A Seleção Brasileira, classificada em primeiro lugar no seu grupo para a fase das quartas-de-final da Copa do Mundo da Suécia, em 1958, cheia de confiança, teria pela frente um adversário teoricamente mais fraco do que a União Soviética, que enfrentaria ninguém menos do que os donos da casa. Já o Brasil mediria forças com País de Gales.
Cabe aqui uma explicação aos que desconhecem determinadas posturas do organismo mundial que controla e regulamenta o futebol. A Grã-Bretanha, não se sabe bem porque, é o único país filiado à Fifa que entra nas eliminatórias não com uma, mas com quatro seleções: a da própria Inglaterra, além de Escócia, Irlanda do Norte e País de Gales, que não passam de províncias britânicas. Pode ocorrer, por exemplo, das quatro se classificarem para as fases decisivas de alguma Copa. Acho isso estranhíssimo!
Por que não há o mesmo comportamento, por exemplo, com relação à Espanha, abrindo vagas para as seleções do País Basco, Catalunha e Andaluzia? Ou com o Brasil, que na época, se o critério fosse o mesmo, disputaria as eliminatórias com 22 equipes, ou seja, a oficial e as dos Estados, como São Paulo, Rio de Janeiro, Rio Grande do Sul, Minas Gerais, Pernambuco etc.? Coisas da Fifa, óbvio.
O jogo contra o País de Gales ocorreu em 19 de junho de 1958, no Estádio Nya Ullevi, de Gotemburgo. Vinte e três mil pessoas assistiram a uma exibição apenas discreta da nossa seleção. O árbitro foi o austríaco Erich Scripelt. Os galeses montaram uma retranca medonha para parar nosso ataque. Quando não podiam conter nossas investidas na bola, apelavam para a violência, sob o olhar complacente do homem de preto com o apito na boca.

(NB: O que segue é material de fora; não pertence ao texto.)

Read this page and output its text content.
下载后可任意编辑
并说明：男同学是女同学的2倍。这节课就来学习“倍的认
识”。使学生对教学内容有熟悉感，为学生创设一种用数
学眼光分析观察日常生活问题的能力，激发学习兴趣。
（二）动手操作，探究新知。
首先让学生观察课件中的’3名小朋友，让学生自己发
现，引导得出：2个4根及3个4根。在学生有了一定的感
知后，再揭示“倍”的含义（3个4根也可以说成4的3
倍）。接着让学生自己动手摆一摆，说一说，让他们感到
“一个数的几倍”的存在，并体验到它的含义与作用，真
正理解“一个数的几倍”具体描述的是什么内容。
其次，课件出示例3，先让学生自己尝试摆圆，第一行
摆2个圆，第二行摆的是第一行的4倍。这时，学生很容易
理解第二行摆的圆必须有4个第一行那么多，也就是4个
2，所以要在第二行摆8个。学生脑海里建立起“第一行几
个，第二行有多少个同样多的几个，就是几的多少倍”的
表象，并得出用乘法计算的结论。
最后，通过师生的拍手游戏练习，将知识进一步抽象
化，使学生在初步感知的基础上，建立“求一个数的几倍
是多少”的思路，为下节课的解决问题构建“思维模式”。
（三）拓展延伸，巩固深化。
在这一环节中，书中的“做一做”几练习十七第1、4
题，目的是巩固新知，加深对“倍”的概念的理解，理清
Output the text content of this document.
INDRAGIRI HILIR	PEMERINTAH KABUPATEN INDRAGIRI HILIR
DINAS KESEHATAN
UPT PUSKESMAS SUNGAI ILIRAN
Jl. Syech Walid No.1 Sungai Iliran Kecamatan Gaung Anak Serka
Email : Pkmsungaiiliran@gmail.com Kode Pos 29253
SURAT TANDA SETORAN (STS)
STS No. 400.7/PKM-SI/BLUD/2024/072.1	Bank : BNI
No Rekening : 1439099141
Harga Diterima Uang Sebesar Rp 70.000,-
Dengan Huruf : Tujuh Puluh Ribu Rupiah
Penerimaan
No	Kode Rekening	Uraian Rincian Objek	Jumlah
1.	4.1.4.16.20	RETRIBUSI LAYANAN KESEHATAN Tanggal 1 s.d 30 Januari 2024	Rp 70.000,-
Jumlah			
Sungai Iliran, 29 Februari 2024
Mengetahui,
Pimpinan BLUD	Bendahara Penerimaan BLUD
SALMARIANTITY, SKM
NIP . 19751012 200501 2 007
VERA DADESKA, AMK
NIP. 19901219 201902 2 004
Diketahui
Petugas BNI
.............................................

Esse jogo entrou para a história por causa de um dos gols mais fenomenais de todas as Copas, que deu a vitória ao Brasil e o passaporte para as semi-finais. Seu autor? Um menino de 17 anos, que a imprensa brasileira julgava uma temeridade estar presente no Mundial. Ocorreu aos 26 minutos do segundo tempo e deixou todo o mundo boquiaberto.

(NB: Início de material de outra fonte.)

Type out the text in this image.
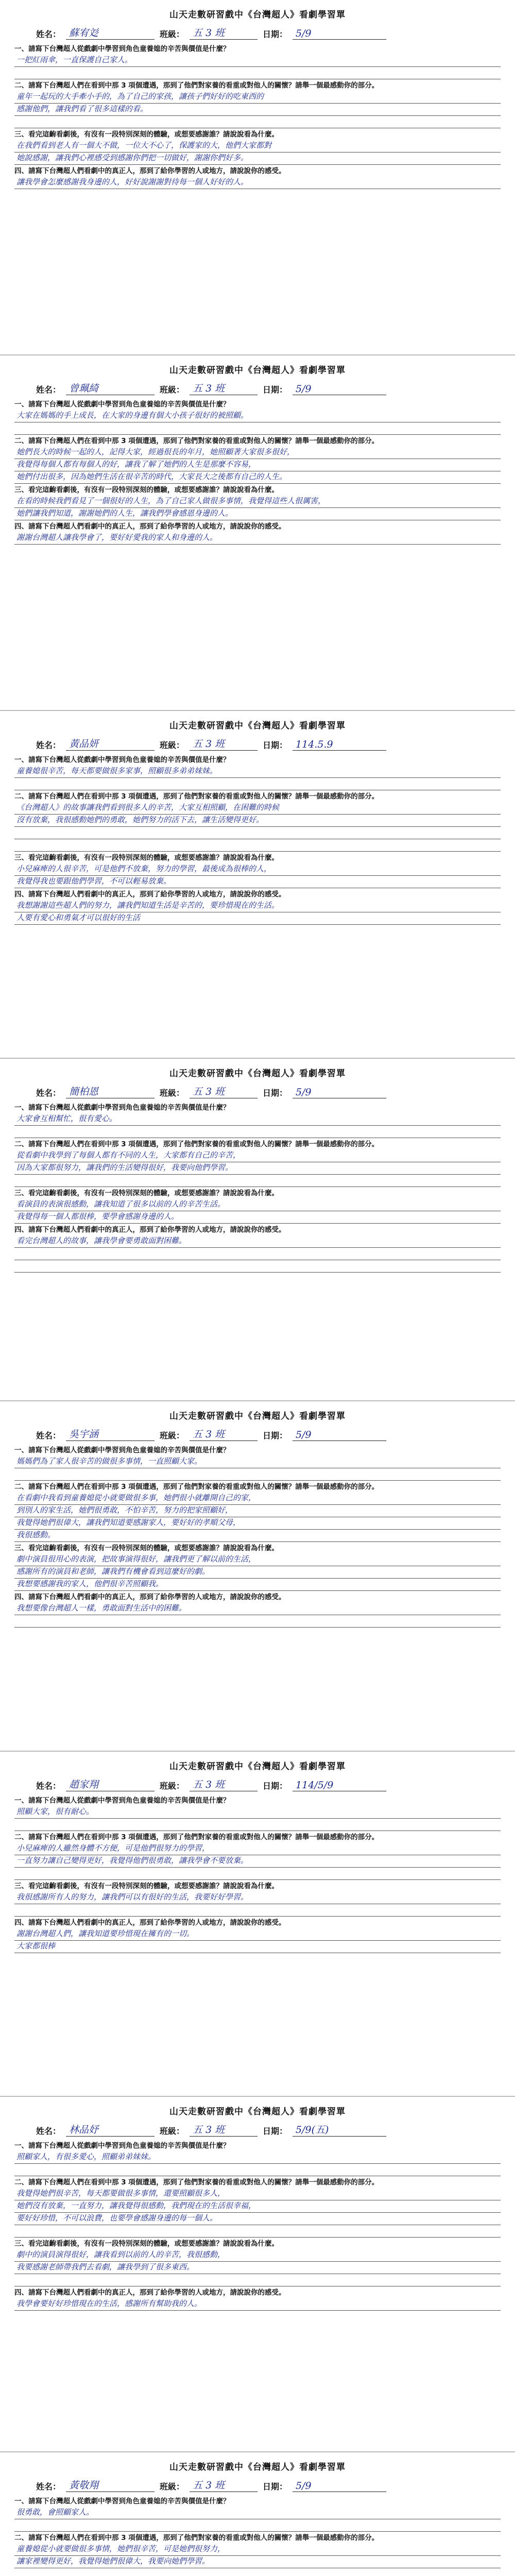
山天走數研習戲中《台灣超人》看劇學習單
姓名： 蘇宥彣	班級： 五 3 班	日期： 5/9
一、請寫下台灣超人從戲劇中學習到角色童養媳的辛苦與價值是什麼？
一把紅雨傘，一直保護自己家人。
二、請寫下台灣超人們在看到中那 3 項個遭遇，那到了他們對家養的看重或對他人的關懷？請舉一個最感動你的部分。
童年一起玩的大手牽小手的，為了自己的家孩，讓孩子們好好的吃東西的
感謝他們，讓我們看了很多這樣的看。
三、看完這齣看劇後，有沒有一段特別深刻的體驗，或想要感謝誰？請說說看為什麼。
在我們看到老人有一個大不做，一位大不心了，保護家的大，他們大家都對
她說感謝，讓我們心裡感受到感謝你們把一切做好，謝謝你們好多。
四、請寫下台灣超人們看劇中的真正人，那到了給你學習的人或地方，請說說你的感受。
讓我學會怎麼感謝我身邊的人，好好說謝謝對待每一個人好好的人。
山天走數研習戲中《台灣超人》看劇學習單
姓名： 曾珮綺	班級： 五 3 班	日期： 5/9
一、請寫下台灣超人從戲劇中學習到角色童養媳的辛苦與價值是什麼？
大家在媽媽的手上成長，在大家的身邊有個大小孩子很好的被照顧。
二、請寫下台灣超人們在看到中那 3 項個遭遇，那到了他們對家養的看重或對他人的關懷？請舉一個最感動你的部分。
她們長大的時候一起的人，記得大家，經過很長的年月，她照顧著大家很多很好，
我覺得每個人都有每個人的好，讓我了解了她們的人生是那麼不容易，
她們付出很多，因為她們生活在很辛苦的時代，大家長大之後都有自己的人生。
三、看完這齣看劇後，有沒有一段特別深刻的體驗，或想要感謝誰？請說說看為什麼。
在看的時候我們看見了一個很好的人生，為了自己家人做很多事情，我覺得這些人很厲害，
她們讓我們知道，謝謝她們的人生，讓我們學會感恩身邊的人。
四、請寫下台灣超人們看劇中的真正人，那到了給你學習的人或地方，請說說你的感受。
謝謝台灣超人讓我學會了，要好好愛我的家人和身邊的人。
山天走數研習戲中《台灣超人》看劇學習單
姓名： 黃品妍	班級： 五 3 班	日期： 114.5.9
一、請寫下台灣超人從戲劇中學習到角色童養媳的辛苦與價值是什麼？
童養媳很辛苦，每天都要做很多家事，照顧很多弟弟妹妹。
二、請寫下台灣超人們在看到中那 3 項個遭遇，那到了他們對家養的看重或對他人的關懷？請舉一個最感動你的部分。
《台灣超人》的故事讓我們看到很多人的辛苦，大家互相照顧，在困難的時候
沒有放棄，我很感動她們的勇敢，她們努力的活下去，讓生活變得更好。
三、看完這齣看劇後，有沒有一段特別深刻的體驗，或想要感謝誰？請說說看為什麼。
小兒麻痺的人很辛苦，可是他們不放棄，努力的學習，最後成為很棒的人，
我覺得我也要跟他們學習，不可以輕易放棄。
四、請寫下台灣超人們看劇中的真正人，那到了給你學習的人或地方，請說說你的感受。
我想謝謝這些超人們的努力，讓我們知道生活是辛苦的，要珍惜現在的生活。
人要有愛心和勇氣才可以很好的生活
山天走數研習戲中《台灣超人》看劇學習單
姓名： 簡柏恩	班級： 五 3 班	日期： 5/9
一、請寫下台灣超人從戲劇中學習到角色童養媳的辛苦與價值是什麼？
大家會互相幫忙，很有愛心。
二、請寫下台灣超人們在看到中那 3 項個遭遇，那到了他們對家養的看重或對他人的關懷？請舉一個最感動你的部分。
從看劇中我學到了每個人都有不同的人生，大家都有自己的辛苦，
因為大家都很努力，讓我們的生活變得很好，我要向他們學習。
三、看完這齣看劇後，有沒有一段特別深刻的體驗，或想要感謝誰？請說說看為什麼。
看演員的表演很感動，讓我知道了很多以前的人的辛苦生活。
我覺得每一個人都很棒，要學會感謝身邊的人。
四、請寫下台灣超人們看劇中的真正人，那到了給你學習的人或地方，請說說你的感受。
看完台灣超人的故事，讓我學會要勇敢面對困難。
山天走數研習戲中《台灣超人》看劇學習單
姓名： 吳宇涵	班級： 五 3 班	日期： 5/9
一、請寫下台灣超人從戲劇中學習到角色童養媳的辛苦與價值是什麼？
媽媽們為了家人很辛苦的做很多事情，一直照顧大家。
二、請寫下台灣超人們在看到中那 3 項個遭遇，那到了他們對家養的看重或對他人的關懷？請舉一個最感動你的部分。
在看劇中我看到童養媳從小就要做很多事，她們很小就離開自己的家，
到別人的家生活，她們很勇敢，不怕辛苦，努力的把家照顧好，
我覺得她們很偉大，讓我們知道要感謝家人，要好好的孝順父母，
我很感動。
三、看完這齣看劇後，有沒有一段特別深刻的體驗，或想要感謝誰？請說說看為什麼。
劇中演員很用心的表演，把故事演得很好，讓我們更了解以前的生活，
感謝所有的演員和老師，讓我們有機會看到這麼好的劇。
我想要感謝我的家人，他們很辛苦照顧我。
四、請寫下台灣超人們看劇中的真正人，那到了給你學習的人或地方，請說說你的感受。
我想要像台灣超人一樣，勇敢面對生活中的困難。
山天走數研習戲中《台灣超人》看劇學習單
姓名： 趙家翔	班級： 五 3 班	日期： 114/5/9
一、請寫下台灣超人從戲劇中學習到角色童養媳的辛苦與價值是什麼？
照顧大家，很有耐心。
二、請寫下台灣超人們在看到中那 3 項個遭遇，那到了他們對家養的看重或對他人的關懷？請舉一個最感動你的部分。
小兒麻痺的人雖然身體不方便，可是他們很努力的學習，
一直努力讓自己變得更好，我覺得他們很勇敢，讓我學會不要放棄。
三、看完這齣看劇後，有沒有一段特別深刻的體驗，或想要感謝誰？請說說看為什麼。
我很感謝所有人的努力，讓我們可以有很好的生活，我要好好學習。
四、請寫下台灣超人們看劇中的真正人，那到了給你學習的人或地方，請說說你的感受。
謝謝台灣超人們，讓我知道要珍惜現在擁有的一切。
大家都很棒
山天走數研習戲中《台灣超人》看劇學習單
姓名： 林品妤	班級： 五 3 班	日期： 5/9(五)
一、請寫下台灣超人從戲劇中學習到角色童養媳的辛苦與價值是什麼？
照顧家人，有很多愛心，照顧弟弟妹妹。
二、請寫下台灣超人們在看到中那 3 項個遭遇，那到了他們對家養的看重或對他人的關懷？請舉一個最感動你的部分。
我覺得她們很辛苦，每天都要做很多事情，還要照顧很多人，
她們沒有放棄，一直努力，讓我覺得很感動，我們現在的生活很幸福，
要好好珍惜，不可以浪費，也要學會感謝身邊的每一個人。
三、看完這齣看劇後，有沒有一段特別深刻的體驗，或想要感謝誰？請說說看為什麼。
劇中的演員演得很好，讓我看到以前的人的辛苦，我很感動，
我要感謝老師帶我們去看劇，讓我學到了很多東西。
四、請寫下台灣超人們看劇中的真正人，那到了給你學習的人或地方，請說說你的感受。
我學會要好好珍惜現在的生活，感謝所有幫助我的人。
山天走數研習戲中《台灣超人》看劇學習單
姓名： 黃敬翔	班級： 五 3 班	日期： 5/9
一、請寫下台灣超人從戲劇中學習到角色童養媳的辛苦與價值是什麼？
很勇敢，會照顧家人。
二、請寫下台灣超人們在看到中那 3 項個遭遇，那到了他們對家養的看重或對他人的關懷？請舉一個最感動你的部分。
童養媳從小就要做很多事情，她們很辛苦，可是她們很努力，
讓家裡變得更好，我覺得她們很偉大，我要向她們學習。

Pelé recebeu uma bola na risca da pequena área de País de Gales, num espaço mínimo para se movimentar e cercado por três zagueiros. Qualquer outro jogador seria simplesmente desarmado e pronto. O lance morreria ali. Nosso meia adolescente, todavia, matou a bola com imensa facilidade, deu um chapéu em Williams, capitão galês e, sem deixar a pelota cair, arrematou de forma certeira e inapelável para a meta adversária. Um golaço! Todos no estádio aplaudiram a rara jogada de pé.
Houve quem dissesse que o nosso genial camisa 10 levou sorte no lance. Que nunca mais faria outro gol igual ou sequer parecido. Bastaram, porém, dez dias para que queimassem a língua. Pelé fez, como veremos na sequência destas reminiscências, outra jogada, com o mesmo desfecho, rigorosamente igual a esta e exatamente numa final de Copa do Mundo. Quem sabe, sabe. Só quem tem técnica excepcional é capaz de uma obra-prima como aquela e com direito a reprise.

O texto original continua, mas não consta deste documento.